Australia’s new Notifiable Data Breaches laws will change the risk equation should an organisation suffer a cyber attack. Could cyber insurance help manage that risk? Nigel Phair looks at the state of the industry.

Soon, very soon, many Australian organisations will need to reconsider the potential cost of a data breach. The Privacy Amendment (Notifiable Data Breaches) Act 2017 comes into force on 22 February 2018. From then on, organisations covered by the Privacy Act will have to notify people when they’re likely to be at risk of serious harm following a breach.

Many existing risk models won’t work once data breaches have greater notoriety. They focus on security controls, rather than holistic risk management. Decisions are often based on an incomplete understanding of the cost of the vulnerabilities an organisation faces, and often fail to take into account all of the possible consequences

Focusing on revenue losses alone is imperfect. The challenge is to build a smart, well-designed cyber risk model that can analyse potential losses of direct revenue,  liability to stakeholders, and loss of reputation.
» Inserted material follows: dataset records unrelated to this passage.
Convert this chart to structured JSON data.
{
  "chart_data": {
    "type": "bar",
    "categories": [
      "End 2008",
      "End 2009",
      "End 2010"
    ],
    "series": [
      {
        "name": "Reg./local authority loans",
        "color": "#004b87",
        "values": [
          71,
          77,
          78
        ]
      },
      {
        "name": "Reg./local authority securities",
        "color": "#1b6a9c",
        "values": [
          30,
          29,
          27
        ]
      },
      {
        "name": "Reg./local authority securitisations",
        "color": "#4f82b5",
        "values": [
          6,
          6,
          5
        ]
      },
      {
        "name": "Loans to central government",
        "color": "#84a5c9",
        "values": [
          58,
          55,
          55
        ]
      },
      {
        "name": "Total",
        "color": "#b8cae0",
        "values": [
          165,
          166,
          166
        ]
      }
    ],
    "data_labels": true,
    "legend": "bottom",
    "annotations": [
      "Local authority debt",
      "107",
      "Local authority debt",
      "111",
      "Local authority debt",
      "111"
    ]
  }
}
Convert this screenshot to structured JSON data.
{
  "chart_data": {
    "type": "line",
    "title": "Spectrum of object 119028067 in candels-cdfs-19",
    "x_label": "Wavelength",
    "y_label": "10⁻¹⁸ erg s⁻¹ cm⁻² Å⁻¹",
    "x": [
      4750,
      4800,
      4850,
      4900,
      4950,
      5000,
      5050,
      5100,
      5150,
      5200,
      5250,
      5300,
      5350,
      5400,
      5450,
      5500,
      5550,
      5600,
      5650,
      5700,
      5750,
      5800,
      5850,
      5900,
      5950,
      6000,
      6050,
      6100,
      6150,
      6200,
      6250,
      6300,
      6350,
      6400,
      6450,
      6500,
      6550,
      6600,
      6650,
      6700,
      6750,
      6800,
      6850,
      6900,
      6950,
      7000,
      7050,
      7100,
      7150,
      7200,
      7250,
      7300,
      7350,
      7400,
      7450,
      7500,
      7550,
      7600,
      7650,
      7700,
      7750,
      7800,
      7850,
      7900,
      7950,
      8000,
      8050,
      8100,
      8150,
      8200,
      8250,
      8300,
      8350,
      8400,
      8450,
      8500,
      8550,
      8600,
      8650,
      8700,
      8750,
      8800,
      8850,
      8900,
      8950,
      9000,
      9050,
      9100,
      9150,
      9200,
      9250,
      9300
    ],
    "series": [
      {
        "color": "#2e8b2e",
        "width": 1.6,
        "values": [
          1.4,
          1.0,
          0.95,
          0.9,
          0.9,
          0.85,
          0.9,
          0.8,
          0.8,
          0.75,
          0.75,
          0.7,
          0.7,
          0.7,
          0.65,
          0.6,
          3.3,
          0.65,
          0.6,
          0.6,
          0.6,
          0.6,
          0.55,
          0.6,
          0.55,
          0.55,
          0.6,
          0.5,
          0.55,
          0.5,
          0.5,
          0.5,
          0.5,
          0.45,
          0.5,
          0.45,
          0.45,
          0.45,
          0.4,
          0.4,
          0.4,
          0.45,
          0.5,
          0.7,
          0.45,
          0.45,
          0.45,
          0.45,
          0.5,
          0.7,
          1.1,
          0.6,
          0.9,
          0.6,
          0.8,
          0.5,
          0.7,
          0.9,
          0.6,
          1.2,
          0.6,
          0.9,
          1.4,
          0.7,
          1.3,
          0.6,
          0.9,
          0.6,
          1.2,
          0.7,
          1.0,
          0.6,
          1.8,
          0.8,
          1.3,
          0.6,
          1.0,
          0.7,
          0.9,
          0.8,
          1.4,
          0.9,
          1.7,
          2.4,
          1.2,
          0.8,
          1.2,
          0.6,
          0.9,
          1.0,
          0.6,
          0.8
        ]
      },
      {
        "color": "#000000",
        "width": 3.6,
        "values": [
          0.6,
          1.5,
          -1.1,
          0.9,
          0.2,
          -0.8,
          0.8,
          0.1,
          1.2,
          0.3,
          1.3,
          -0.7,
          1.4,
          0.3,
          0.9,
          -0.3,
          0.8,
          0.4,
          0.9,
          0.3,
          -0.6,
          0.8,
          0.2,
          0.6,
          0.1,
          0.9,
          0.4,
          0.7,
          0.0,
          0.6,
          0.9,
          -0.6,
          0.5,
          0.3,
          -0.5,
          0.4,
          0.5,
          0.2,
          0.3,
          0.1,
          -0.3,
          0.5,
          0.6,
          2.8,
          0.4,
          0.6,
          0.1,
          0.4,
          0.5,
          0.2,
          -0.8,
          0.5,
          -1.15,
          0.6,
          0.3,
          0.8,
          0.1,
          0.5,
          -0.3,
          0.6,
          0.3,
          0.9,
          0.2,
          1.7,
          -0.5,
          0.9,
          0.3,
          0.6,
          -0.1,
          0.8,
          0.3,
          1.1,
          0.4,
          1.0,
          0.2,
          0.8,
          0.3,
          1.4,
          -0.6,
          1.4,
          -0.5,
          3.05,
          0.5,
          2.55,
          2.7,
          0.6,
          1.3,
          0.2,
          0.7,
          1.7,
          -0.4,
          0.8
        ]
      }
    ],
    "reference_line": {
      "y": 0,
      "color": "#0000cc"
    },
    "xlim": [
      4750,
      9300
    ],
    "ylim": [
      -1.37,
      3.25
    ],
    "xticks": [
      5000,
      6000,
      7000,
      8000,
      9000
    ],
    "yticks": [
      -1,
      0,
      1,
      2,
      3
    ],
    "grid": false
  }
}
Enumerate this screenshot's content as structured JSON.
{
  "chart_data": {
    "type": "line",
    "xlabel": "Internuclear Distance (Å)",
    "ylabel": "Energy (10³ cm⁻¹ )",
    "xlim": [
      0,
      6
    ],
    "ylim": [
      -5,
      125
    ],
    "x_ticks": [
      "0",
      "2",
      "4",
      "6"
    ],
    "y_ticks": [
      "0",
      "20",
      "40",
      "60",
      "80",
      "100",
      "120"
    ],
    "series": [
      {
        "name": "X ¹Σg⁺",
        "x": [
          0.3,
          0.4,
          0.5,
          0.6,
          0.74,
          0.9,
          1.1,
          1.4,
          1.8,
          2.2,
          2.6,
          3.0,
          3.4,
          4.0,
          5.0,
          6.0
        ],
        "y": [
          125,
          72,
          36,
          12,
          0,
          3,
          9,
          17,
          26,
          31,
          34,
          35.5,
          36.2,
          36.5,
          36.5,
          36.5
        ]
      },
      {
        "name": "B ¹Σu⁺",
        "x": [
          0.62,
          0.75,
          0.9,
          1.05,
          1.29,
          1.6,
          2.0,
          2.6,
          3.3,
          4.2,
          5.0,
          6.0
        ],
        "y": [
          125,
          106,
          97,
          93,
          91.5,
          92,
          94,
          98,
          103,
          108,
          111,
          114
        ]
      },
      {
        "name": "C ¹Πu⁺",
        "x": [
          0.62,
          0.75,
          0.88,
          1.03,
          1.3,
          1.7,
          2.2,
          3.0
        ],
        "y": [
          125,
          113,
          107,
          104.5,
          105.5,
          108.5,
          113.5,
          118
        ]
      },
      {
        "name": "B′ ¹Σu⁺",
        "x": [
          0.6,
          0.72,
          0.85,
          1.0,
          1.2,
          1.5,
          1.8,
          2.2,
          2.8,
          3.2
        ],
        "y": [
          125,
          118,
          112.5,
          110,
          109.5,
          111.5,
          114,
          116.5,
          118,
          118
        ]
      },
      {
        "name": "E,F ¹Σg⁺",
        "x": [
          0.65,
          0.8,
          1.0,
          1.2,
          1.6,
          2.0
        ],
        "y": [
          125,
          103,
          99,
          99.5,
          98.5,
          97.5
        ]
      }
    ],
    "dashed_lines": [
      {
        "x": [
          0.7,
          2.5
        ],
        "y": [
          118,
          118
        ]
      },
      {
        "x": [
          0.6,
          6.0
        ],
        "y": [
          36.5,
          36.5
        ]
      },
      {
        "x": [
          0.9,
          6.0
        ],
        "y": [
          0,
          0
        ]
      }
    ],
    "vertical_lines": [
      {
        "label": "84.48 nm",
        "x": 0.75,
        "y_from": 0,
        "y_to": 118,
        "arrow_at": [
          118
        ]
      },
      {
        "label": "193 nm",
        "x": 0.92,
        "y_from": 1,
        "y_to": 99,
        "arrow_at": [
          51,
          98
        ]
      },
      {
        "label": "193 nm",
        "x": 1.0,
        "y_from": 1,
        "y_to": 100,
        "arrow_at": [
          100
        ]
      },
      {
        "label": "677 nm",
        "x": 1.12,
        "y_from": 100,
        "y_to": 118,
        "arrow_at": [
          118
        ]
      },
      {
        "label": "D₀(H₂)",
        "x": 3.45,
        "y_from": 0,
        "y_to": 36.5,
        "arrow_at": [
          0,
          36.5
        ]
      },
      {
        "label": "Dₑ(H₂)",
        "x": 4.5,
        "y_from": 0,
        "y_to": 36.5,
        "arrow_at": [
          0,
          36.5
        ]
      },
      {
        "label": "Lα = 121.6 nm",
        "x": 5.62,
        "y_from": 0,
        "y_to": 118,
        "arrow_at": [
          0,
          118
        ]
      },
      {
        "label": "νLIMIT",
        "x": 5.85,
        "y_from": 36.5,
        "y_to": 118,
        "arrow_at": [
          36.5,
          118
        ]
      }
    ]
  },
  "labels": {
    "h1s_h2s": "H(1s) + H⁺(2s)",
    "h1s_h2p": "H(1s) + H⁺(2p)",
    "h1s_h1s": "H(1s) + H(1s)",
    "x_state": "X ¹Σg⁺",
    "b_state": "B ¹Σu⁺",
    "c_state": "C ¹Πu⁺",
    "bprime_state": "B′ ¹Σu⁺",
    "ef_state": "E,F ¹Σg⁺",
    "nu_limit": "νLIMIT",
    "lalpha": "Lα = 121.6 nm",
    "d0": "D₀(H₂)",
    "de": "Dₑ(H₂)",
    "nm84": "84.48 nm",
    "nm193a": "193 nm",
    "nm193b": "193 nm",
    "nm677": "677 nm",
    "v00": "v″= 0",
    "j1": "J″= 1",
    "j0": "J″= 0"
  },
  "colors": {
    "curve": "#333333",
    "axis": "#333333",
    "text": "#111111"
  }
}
How much does a data breach cost?

Mature organisations are realising that a cyber breach can be expensive, but quantifying their cyber risk exposure really is difficult. That in turn makes it difficult to budget for the resources needed to mitigate the risk.  In every sector, every organisation will have a different risk profile, and probably a different risk appetite.

The Ponemon Institute estimated that in 2017 that the average cost of a data breach to an Australian company was $2.51 million, with the cost per stolen or lost record being $139. Their sample size was only 25 companies, though, so make of that what you will.

Could cyber insurance be the answer?

Cyber insurance is already the fastest-growing sector of the insurance market, according to Nick Abrahams, a partner with law firm Norton Rose Fulbright.

“The US has a massive amount of class actions in relation to privacy breaches, and the reason those class actions occur is because people know that there is insurance there to back it up,” Abrahams told the InnovationAus.com conference Cyber Security — the Leadership Imperative 2017 in Sydney in May. As ZDNet reported, he expects a “steep rise” in litigation.

Back in 2013, the Centre for Internet Safety’s first Cyber Insurance Research Paper (PDF) found that cyber insurance would need to be a tailor-made offering. It would have to provide comprehensive cover for liability and expenses a business may incur arising out of unauthorised use of, or unauthorised access to, physical and electronic data or software within an organisation’s computer network or business. Cyber insurance policies can also provide coverage for liability, costs and expenses arising from network outages, the spreading of a virus or malicious code, computer theft or extortion.

That’s what we need. But even though cyber insurance products are in demand, the market still can’t accurately calculate the risk, according to Pip Wyrdeman, Senior Adviser Cyber Policy for the Office of the Cyber Security Special Adviser at the Department of the Prime Minister and Cabinet (PM&C).

“The cyber insurance market in Australia is still quite immature, and there is a fundamental lack of data that enables insurers to determine what a more effective way to underwrite cyber-related matters needs to be,” ZDNet reported Wyrdeman as saying.

“There are many impacts from a cyber incident; some can be insured against and some can’t.”

Can we trust an immature cyber insurance industry?

When it comes to buying cyber insurance for risk transfer, trust is still lacking, according to Meena Wahi, a Cyber, Data, and IP insurance specialist.

“Questions linger. Would claim payouts meet executive expectations? Are policy wordings adequate? Does the broker understand the risk? Do insurers have very high expectation for security management?” Wahi told DirectorTech.

“Insurance companies have moved up the learning curve in managing their own exposures. Lloyds of London, for instance, now insures cyber risk for one-third of all US businesses. Specialist brokers can help in building the trust between the Insurers and executives who demonstrate cyber risk management.”

What we need is data, lots of data

Fixing the cyber insurance market will require a lot of data. It will require modelling on many differet loss scenarios

What does it mean to lose a percentage of customers? Or a percentage of the share price? Will margins on the sale of goods and services change? What is the cyber security posture of third-party vendors and suppliers? And what training do we give our staff?

It might seem easy to implement big, crunchy controls such as encrypting data, but how will this affect daily business operations, and what is the cost? Besides, having data encryption is useless if an employee accidently or maliciously releases this data to third parties in clear text format.

As the modelling improves, so will the margin of error.

The responsibility lies with the risk and audit committee to spend the time analysing the various data inputs, working with internal staff and leveraging external experts. Only then will cyber insurance premiums be suitably tailored for an individual organisations risk tolerance and rating.